All I’ve Ever Wanted
It's my first night back from a week spent in Huntsville, AL, leading a Pay It Forward More To Life Weekend, plus Completion Evening. I met my family for dinner in honor of Troy's (my son-in-law's) birthday, and in the process, brought Hayleigh (my granddaughter) home to spend the night with me.
It's now almost 6 am, and I've been in my office since 2:30 am, sorting through the myriad of mail and tasks that are generally required when I've been gone a week. After the first flurry of busyness, before starting the next task, I noticed a strange sense of being bloated – not a 'bad' bloat, but a strange bloat. So out of curiosity, I paused to explore my 'bloat.'
Unshed tears – tears of gratitude – dammed behind my eyes, stopping the outpouring my heart feels.

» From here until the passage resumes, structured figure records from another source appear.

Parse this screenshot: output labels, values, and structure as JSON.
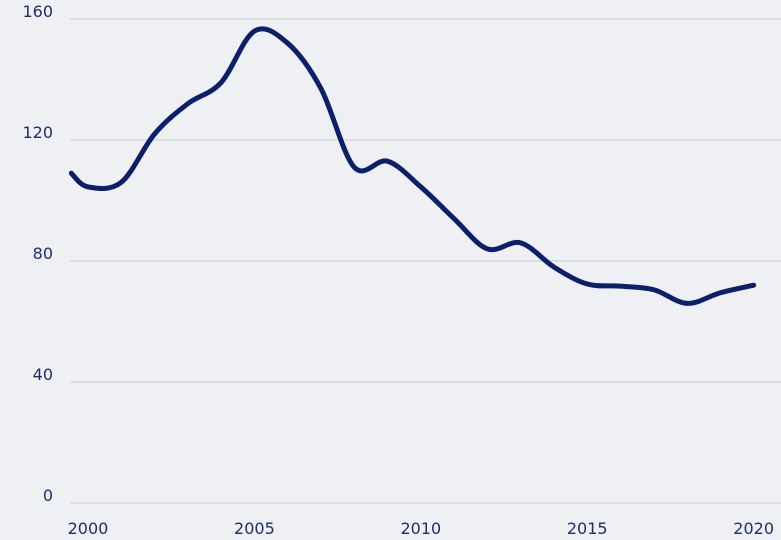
{
  "chart_data": {
    "type": "line",
    "x": [
      1999.5,
      2000,
      2001,
      2002,
      2003,
      2004,
      2005,
      2006,
      2007,
      2008,
      2009,
      2010,
      2011,
      2012,
      2013,
      2014,
      2015,
      2016,
      2017,
      2018,
      2019,
      2020
    ],
    "series": [
      {
        "color": "#0c1f6b",
        "values": [
          109,
          104.5,
          106,
          122,
          132,
          139,
          156,
          152,
          137,
          111,
          113,
          104.5,
          94,
          84,
          86,
          78,
          72.4,
          71.7,
          70.5,
          66,
          69.5,
          72
        ]
      }
    ],
    "xlim": [
      1999.46,
      2020.1
    ],
    "xticks": [
      2000,
      2005,
      2010,
      2015,
      2020
    ],
    "ylim": [
      0,
      160
    ],
    "yticks": [
      0,
      40,
      80,
      120,
      160
    ],
    "grid": true
  }
}
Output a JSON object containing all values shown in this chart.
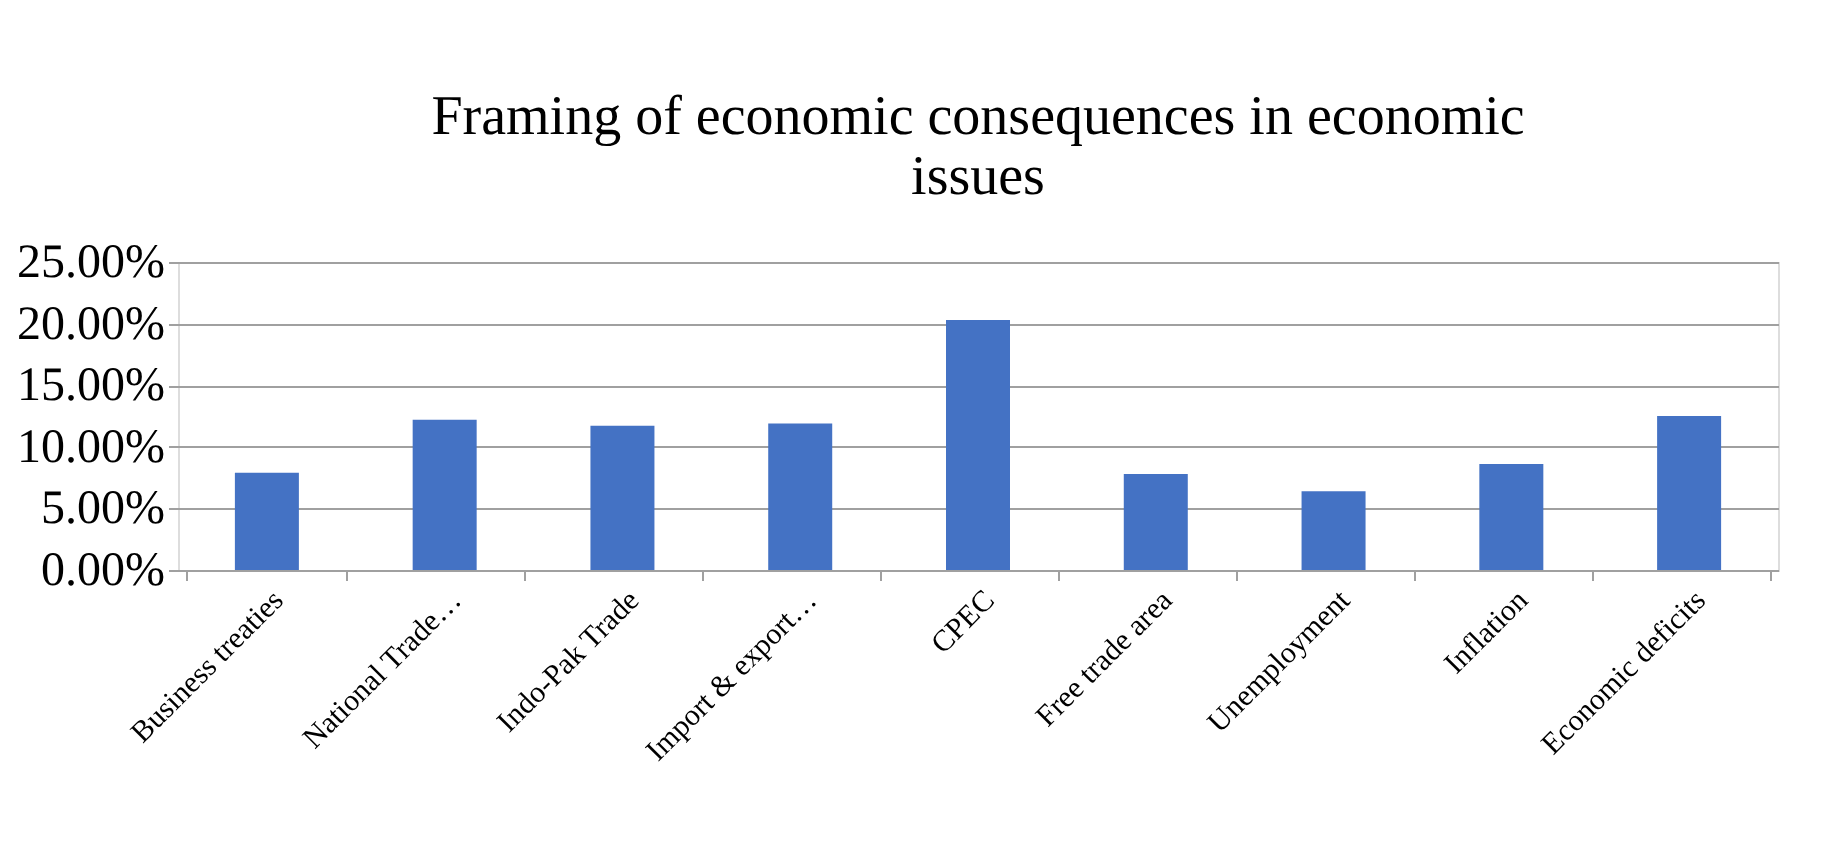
{
  "chart_data": {
    "type": "bar",
    "title": [
      "Framing of economic consequences  in economic",
      "issues"
    ],
    "categories": [
      "Business treaties",
      "National Trade…",
      "Indo-Pak Trade",
      "Import & export…",
      "CPEC",
      "Free trade area",
      "Unemployment",
      "Inflation",
      "Economic deficits"
    ],
    "values": [
      7.9,
      12.2,
      11.7,
      11.9,
      20.3,
      7.8,
      6.4,
      8.6,
      12.5
    ],
    "color": "#4472c4",
    "ylim": [
      0,
      25
    ],
    "yticks": [
      {
        "value": 0,
        "label": "0.00%"
      },
      {
        "value": 5,
        "label": "5.00%"
      },
      {
        "value": 10,
        "label": "10.00%"
      },
      {
        "value": 15,
        "label": "15.00%"
      },
      {
        "value": 20,
        "label": "20.00%"
      },
      {
        "value": 25,
        "label": "25.00%"
      }
    ],
    "grid": "y"
  }
}
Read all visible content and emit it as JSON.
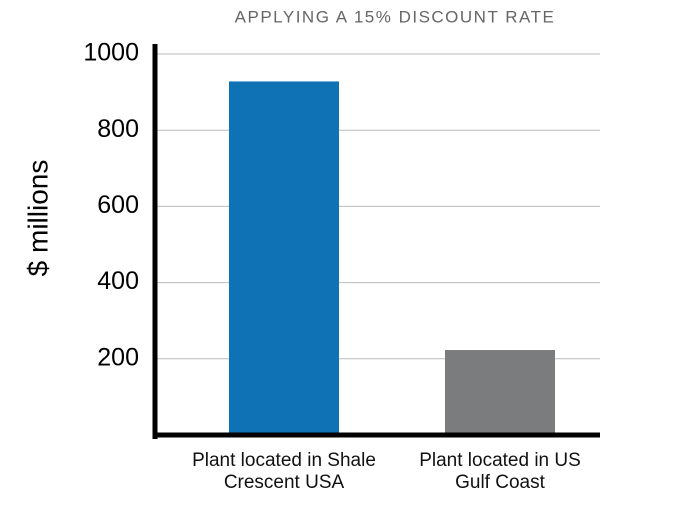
{
  "chart_data": {
    "type": "bar",
    "title": "APPLYING A 15% DISCOUNT RATE",
    "y_label": "$ millions",
    "categories": [
      "Plant located in Shale Crescent USA",
      "Plant located in US Gulf Coast"
    ],
    "values": [
      928,
      223
    ],
    "colors": [
      "#0f72b5",
      "#7b7c7d"
    ],
    "ylim": [
      0,
      1000
    ],
    "yticks": [
      200,
      400,
      600,
      800,
      1000
    ],
    "grid": true
  }
}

This last weekend, I was touched deeply by one lifeshock after another – one story of courage after another, one selfless act of service after another, and the endless ability of the human spirit to seek the truth and to rest in that truth.
So here I've been in the rarefied air of being with people who were willing to take radical responsibility for the quality of their life – both in the training and on team; and then to come home to my family with whom I have shared so many years of riding the highs and lows of life, and the resultant bond that comes with that long-term experience … no wonder my body feels bloated. It's as if I can't contain all the gratitude and thankfulness I feel.
I am seen. I am known. I am loved. It's all I've ever wanted, more than I thought I could have. I see. I trust. I love.
Sacred.
“…..the endless ability of the human spirit to seek the truth and to rest in that truth.” What a wonderful phrase! Rest indeed. Thank you.